The Carbon Reduction Commitment Energy Efficiency scheme could save your business money, according to carbon consultant Zaour Israfilof

The carbon consultant

Zaour Israfilof, 3 Carbon Elements

The Carbon Reduction Commitment Energy Efficiency scheme (CRCEE) is a new climate change agreement introduced in April 2010. Up to 5,000 organizations will have to participate fully in the scheme, in addition to 15,000 which must measure their carbon footprint and report it to the government.

Understandably, the most interesting aspect of the scheme for participants is its financial impact.

The scheme was designed to be revenue neutral as most of the money collected from participants will be refunded. Each participant will get a bonus or penalty depending on its performance in the league table.

There is a common misconception among participants that the maximum they could lose is the maximum penalty on their spend on allowances in that particular year. Many will be surprised to learn that this is incorrect.

The refund is based on three factors:

1. Early Action Metric - this is to reward participants which took voluntary carbon reduction measures before the start of the scheme

2. Performance in reducing the company's own emissions compared to previous years

3. The amount of allowances a participant purchased in the baseline year as a proportion of the total allowances purchased by all participants in the same year.

The third factor is the most significant in establishing CRCEE's financial impact.

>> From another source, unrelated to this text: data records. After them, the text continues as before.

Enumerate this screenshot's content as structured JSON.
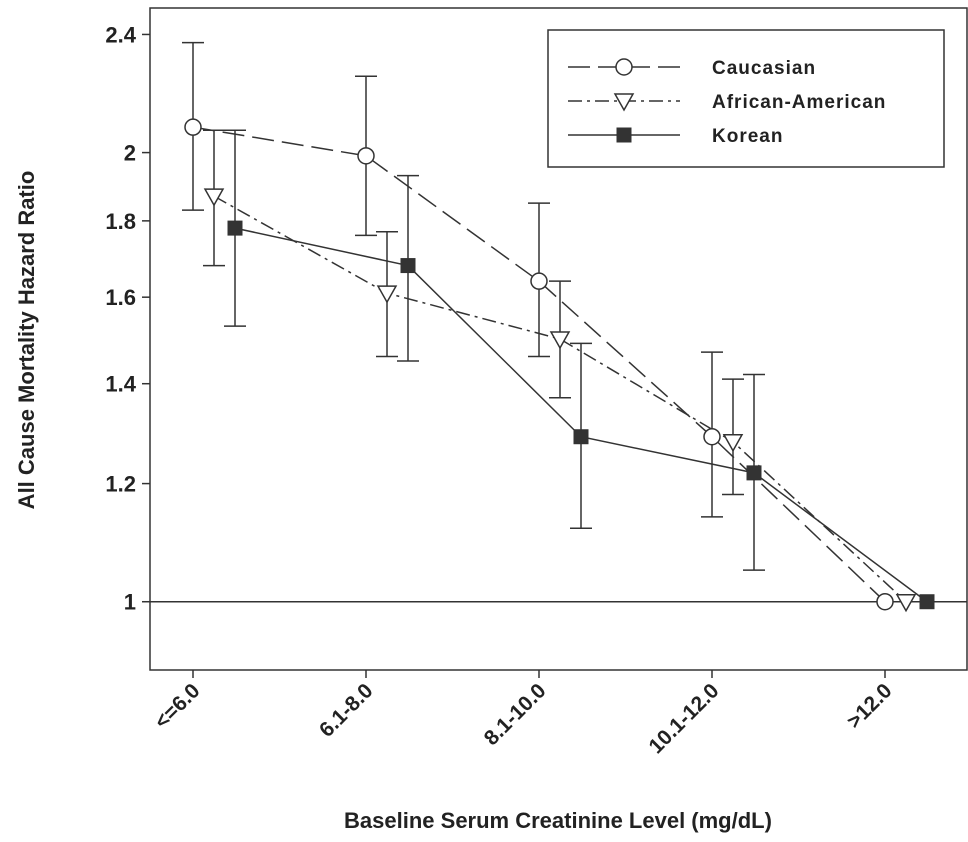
{
  "chart_data": {
    "type": "line",
    "x_label": "Baseline Serum Creatinine Level (mg/dL)",
    "y_label": "All Cause Mortality Hazard Ratio",
    "categories": [
      "<=6.0",
      "6.1-8.0",
      "8.1-10.0",
      "10.1-12.0",
      ">12.0"
    ],
    "y_scale": "log",
    "ylim": [
      0.9,
      2.5
    ],
    "yticks": [
      1,
      1.2,
      1.4,
      1.6,
      1.8,
      2,
      2.4
    ],
    "reference_line": 1,
    "legend_position": "upper right",
    "series": [
      {
        "name": "Caucasian",
        "color": "#333333",
        "marker": "circle",
        "dash": "dashed",
        "values": [
          2.08,
          1.99,
          1.64,
          1.29,
          1.0
        ],
        "lower": [
          1.83,
          1.76,
          1.46,
          1.14,
          null
        ],
        "upper": [
          2.37,
          2.25,
          1.85,
          1.47,
          null
        ]
      },
      {
        "name": "African-American",
        "color": "#333333",
        "marker": "triangle-down",
        "dash": "dashdot",
        "values": [
          1.87,
          1.61,
          1.5,
          1.28,
          1.0
        ],
        "lower": [
          1.68,
          1.46,
          1.37,
          1.18,
          null
        ],
        "upper": [
          2.07,
          1.77,
          1.64,
          1.41,
          null
        ]
      },
      {
        "name": "Korean",
        "color": "#333333",
        "marker": "square",
        "dash": "solid",
        "values": [
          1.78,
          1.68,
          1.29,
          1.22,
          1.0
        ],
        "lower": [
          1.53,
          1.45,
          1.12,
          1.05,
          null
        ],
        "upper": [
          2.07,
          1.93,
          1.49,
          1.42,
          null
        ]
      }
    ]
  }
}
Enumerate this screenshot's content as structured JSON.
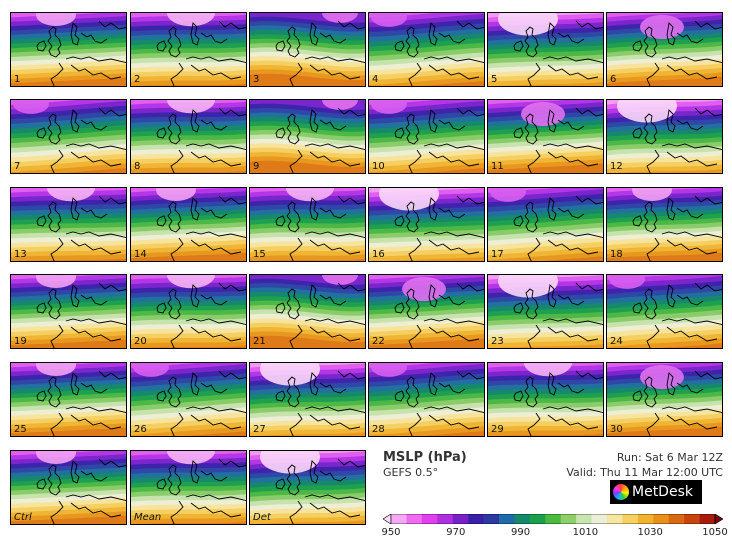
{
  "title": "MSLP (hPa)",
  "model": "GEFS 0.5°",
  "run": "Run: Sat 6 Mar 12Z",
  "valid": "Valid: Thu 11 Mar 12:00 UTC",
  "brand": "MetDesk",
  "colorbar": {
    "ticks": [
      "950",
      "970",
      "990",
      "1010",
      "1030",
      "1050"
    ],
    "min": 950,
    "max": 1050,
    "colors": [
      "#fde0fb",
      "#f7a8f5",
      "#ef6cf0",
      "#e040f0",
      "#b030e0",
      "#7a20c8",
      "#3a20a8",
      "#2a3aa0",
      "#1f6aa8",
      "#158a6a",
      "#1aa04a",
      "#4cba3e",
      "#8fcf6a",
      "#c8e4b0",
      "#ecefd8",
      "#f7e6a0",
      "#f6d060",
      "#f1b22e",
      "#e8901a",
      "#d86a12",
      "#c8430e",
      "#a81c0e",
      "#780808"
    ]
  },
  "panels": [
    {
      "label": "1",
      "italic": false,
      "style": 0
    },
    {
      "label": "2",
      "italic": false,
      "style": 1
    },
    {
      "label": "3",
      "italic": false,
      "style": 2
    },
    {
      "label": "4",
      "italic": false,
      "style": 3
    },
    {
      "label": "5",
      "italic": false,
      "style": 4
    },
    {
      "label": "6",
      "italic": false,
      "style": 5
    },
    {
      "label": "7",
      "italic": false,
      "style": 3
    },
    {
      "label": "8",
      "italic": false,
      "style": 1
    },
    {
      "label": "9",
      "italic": false,
      "style": 2
    },
    {
      "label": "10",
      "italic": false,
      "style": 3
    },
    {
      "label": "11",
      "italic": false,
      "style": 5
    },
    {
      "label": "12",
      "italic": false,
      "style": 4
    },
    {
      "label": "13",
      "italic": false,
      "style": 1
    },
    {
      "label": "14",
      "italic": false,
      "style": 0
    },
    {
      "label": "15",
      "italic": false,
      "style": 1
    },
    {
      "label": "16",
      "italic": false,
      "style": 4
    },
    {
      "label": "17",
      "italic": false,
      "style": 3
    },
    {
      "label": "18",
      "italic": false,
      "style": 0
    },
    {
      "label": "19",
      "italic": false,
      "style": 0
    },
    {
      "label": "20",
      "italic": false,
      "style": 1
    },
    {
      "label": "21",
      "italic": false,
      "style": 2
    },
    {
      "label": "22",
      "italic": false,
      "style": 5
    },
    {
      "label": "23",
      "italic": false,
      "style": 4
    },
    {
      "label": "24",
      "italic": false,
      "style": 3
    },
    {
      "label": "25",
      "italic": false,
      "style": 0
    },
    {
      "label": "26",
      "italic": false,
      "style": 3
    },
    {
      "label": "27",
      "italic": false,
      "style": 4
    },
    {
      "label": "28",
      "italic": false,
      "style": 3
    },
    {
      "label": "29",
      "italic": false,
      "style": 1
    },
    {
      "label": "30",
      "italic": false,
      "style": 5
    },
    {
      "label": "Ctrl",
      "italic": true,
      "style": 0
    },
    {
      "label": "Mean",
      "italic": true,
      "style": 1
    },
    {
      "label": "Det",
      "italic": true,
      "style": 4
    }
  ]
}
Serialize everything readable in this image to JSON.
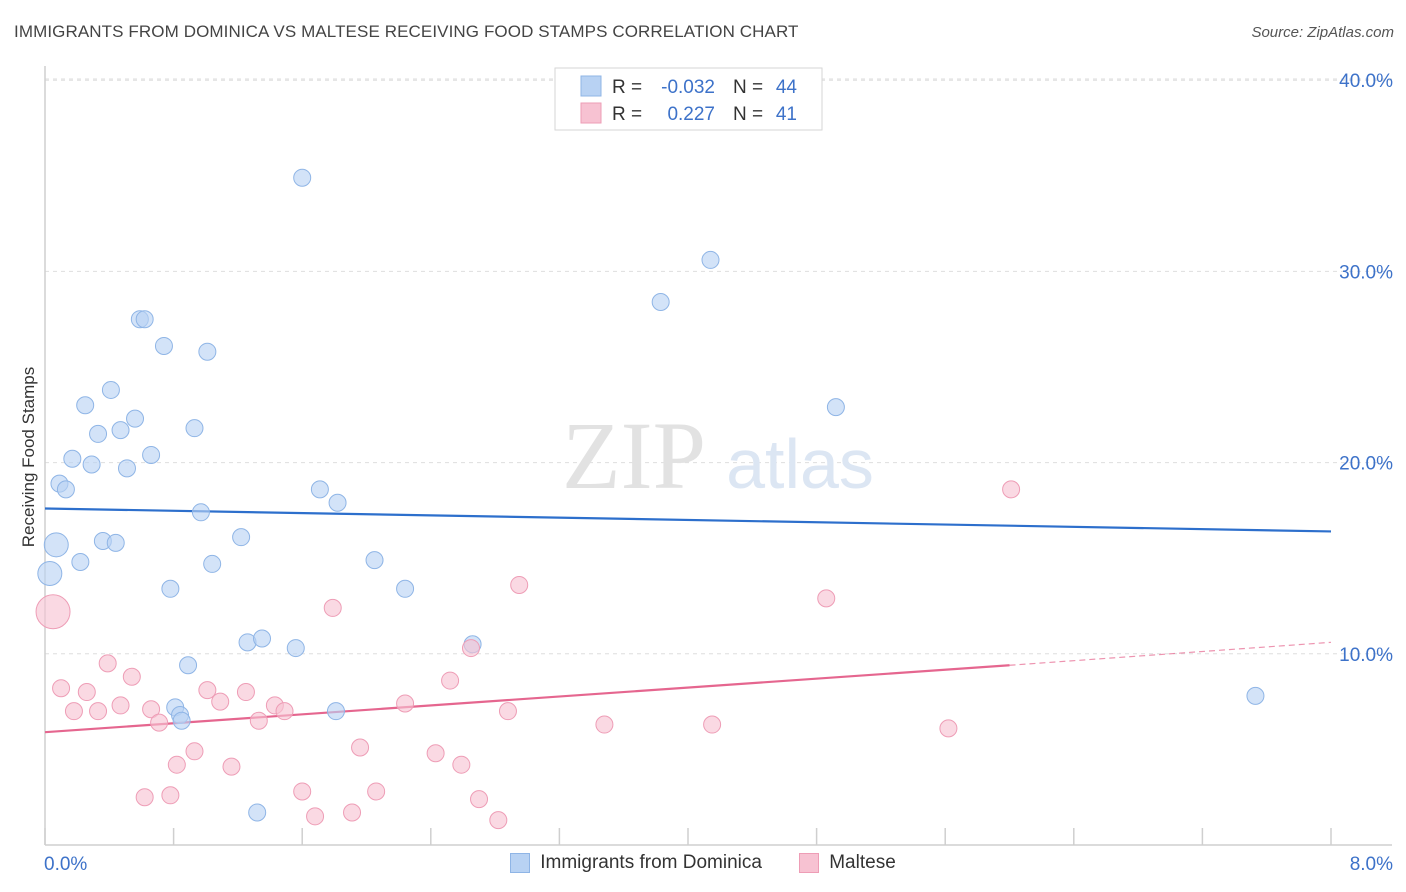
{
  "title": "IMMIGRANTS FROM DOMINICA VS MALTESE RECEIVING FOOD STAMPS CORRELATION CHART",
  "source": "Source: ZipAtlas.com",
  "watermark": {
    "zip": "ZIP",
    "atlas": "atlas"
  },
  "colors": {
    "blue_fill": "#b8d2f3",
    "blue_stroke": "#8fb5e6",
    "blue_line": "#2d6fcc",
    "pink_fill": "#f7c2d2",
    "pink_stroke": "#ee9db6",
    "pink_line": "#e5668f",
    "axis_text": "#3d72c9",
    "grid": "#dedede"
  },
  "legend": {
    "rows": [
      {
        "r_label": "R =",
        "r_value": "-0.032",
        "n_label": "N =",
        "n_value": "44"
      },
      {
        "r_label": "R =",
        "r_value": "0.227",
        "n_label": "N =",
        "n_value": "41"
      }
    ]
  },
  "chart_data": {
    "type": "scatter",
    "title": "IMMIGRANTS FROM DOMINICA VS MALTESE RECEIVING FOOD STAMPS CORRELATION CHART",
    "xlabel": "",
    "ylabel": "Receiving Food Stamps",
    "xlim": [
      0,
      8
    ],
    "ylim": [
      0,
      40
    ],
    "x_tick_labels": [
      "0.0%",
      "8.0%"
    ],
    "y_ticks": [
      10,
      20,
      30,
      40
    ],
    "y_tick_labels": [
      "10.0%",
      "20.0%",
      "30.0%",
      "40.0%"
    ],
    "legend_position": "top-center",
    "series": [
      {
        "name": "Immigrants from Dominica",
        "r": -0.032,
        "n": 44,
        "trend": {
          "x": [
            0,
            8
          ],
          "y": [
            17.6,
            16.4
          ]
        },
        "points": [
          [
            0.03,
            14.2
          ],
          [
            0.07,
            15.7
          ],
          [
            0.09,
            18.9
          ],
          [
            0.13,
            18.6
          ],
          [
            0.17,
            20.2
          ],
          [
            0.22,
            14.8
          ],
          [
            0.25,
            23.0
          ],
          [
            0.29,
            19.9
          ],
          [
            0.33,
            21.5
          ],
          [
            0.36,
            15.9
          ],
          [
            0.41,
            23.8
          ],
          [
            0.44,
            15.8
          ],
          [
            0.47,
            21.7
          ],
          [
            0.51,
            19.7
          ],
          [
            0.56,
            22.3
          ],
          [
            0.59,
            27.5
          ],
          [
            0.62,
            27.5
          ],
          [
            0.66,
            20.4
          ],
          [
            0.74,
            26.1
          ],
          [
            0.78,
            13.4
          ],
          [
            0.81,
            7.2
          ],
          [
            0.84,
            6.8
          ],
          [
            0.85,
            6.5
          ],
          [
            0.89,
            9.4
          ],
          [
            0.93,
            21.8
          ],
          [
            0.97,
            17.4
          ],
          [
            1.01,
            25.8
          ],
          [
            1.04,
            14.7
          ],
          [
            1.22,
            16.1
          ],
          [
            1.26,
            10.6
          ],
          [
            1.32,
            1.7
          ],
          [
            1.35,
            10.8
          ],
          [
            1.56,
            10.3
          ],
          [
            1.6,
            34.9
          ],
          [
            1.71,
            18.6
          ],
          [
            1.81,
            7.0
          ],
          [
            1.82,
            17.9
          ],
          [
            2.05,
            14.9
          ],
          [
            2.24,
            13.4
          ],
          [
            2.66,
            10.5
          ],
          [
            3.83,
            28.4
          ],
          [
            4.14,
            30.6
          ],
          [
            4.92,
            22.9
          ],
          [
            7.53,
            7.8
          ]
        ]
      },
      {
        "name": "Maltese",
        "r": 0.227,
        "n": 41,
        "trend": {
          "x": [
            0,
            6.0
          ],
          "y": [
            5.9,
            9.4
          ]
        },
        "trend_dashed": {
          "x": [
            6.0,
            8.0
          ],
          "y": [
            9.4,
            10.6
          ]
        },
        "points": [
          [
            0.05,
            12.2
          ],
          [
            0.1,
            8.2
          ],
          [
            0.18,
            7.0
          ],
          [
            0.26,
            8.0
          ],
          [
            0.33,
            7.0
          ],
          [
            0.39,
            9.5
          ],
          [
            0.47,
            7.3
          ],
          [
            0.54,
            8.8
          ],
          [
            0.62,
            2.5
          ],
          [
            0.66,
            7.1
          ],
          [
            0.71,
            6.4
          ],
          [
            0.78,
            2.6
          ],
          [
            0.82,
            4.2
          ],
          [
            0.93,
            4.9
          ],
          [
            1.01,
            8.1
          ],
          [
            1.09,
            7.5
          ],
          [
            1.16,
            4.1
          ],
          [
            1.25,
            8.0
          ],
          [
            1.33,
            6.5
          ],
          [
            1.43,
            7.3
          ],
          [
            1.49,
            7.0
          ],
          [
            1.6,
            2.8
          ],
          [
            1.68,
            1.5
          ],
          [
            1.79,
            12.4
          ],
          [
            1.91,
            1.7
          ],
          [
            1.96,
            5.1
          ],
          [
            2.06,
            2.8
          ],
          [
            2.24,
            7.4
          ],
          [
            2.43,
            4.8
          ],
          [
            2.52,
            8.6
          ],
          [
            2.59,
            4.2
          ],
          [
            2.65,
            10.3
          ],
          [
            2.7,
            2.4
          ],
          [
            2.82,
            1.3
          ],
          [
            2.88,
            7.0
          ],
          [
            2.95,
            13.6
          ],
          [
            4.15,
            6.3
          ],
          [
            4.86,
            12.9
          ],
          [
            5.62,
            6.1
          ],
          [
            6.01,
            18.6
          ],
          [
            3.48,
            6.3
          ]
        ]
      }
    ]
  }
}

The entitlement to a proportion of the total refund pot (before the bonus or penalty based on its position in the league table) remains the same.

If the pot shrinks (i.e. the total emissions of all participants decreases) then the refund a participant is entitled to shrinks too.

This base amount is then adjusted by the bonus or penalty factor determined by the league table.

Thus CRCEE employs a clever recycling formula which rewards those that reduce their emissions most quickly relative to those that reduce emissions more slowly or even increase their emissions.

To break even from this measure, participants need to reduce their emissions at the same rate as the overall fund is shrinking.

The scheme also creates the secondary market in which participants will be allowed to freely trade their allowances and make additional profit. However any profit or loss made when trading allowances on the secondary market will not count towards the refund and will be subject to tax.

Companies will also need to factor in the cost of compliance. This includes staff time, registration charges, administration fees, charges levied by the government etc.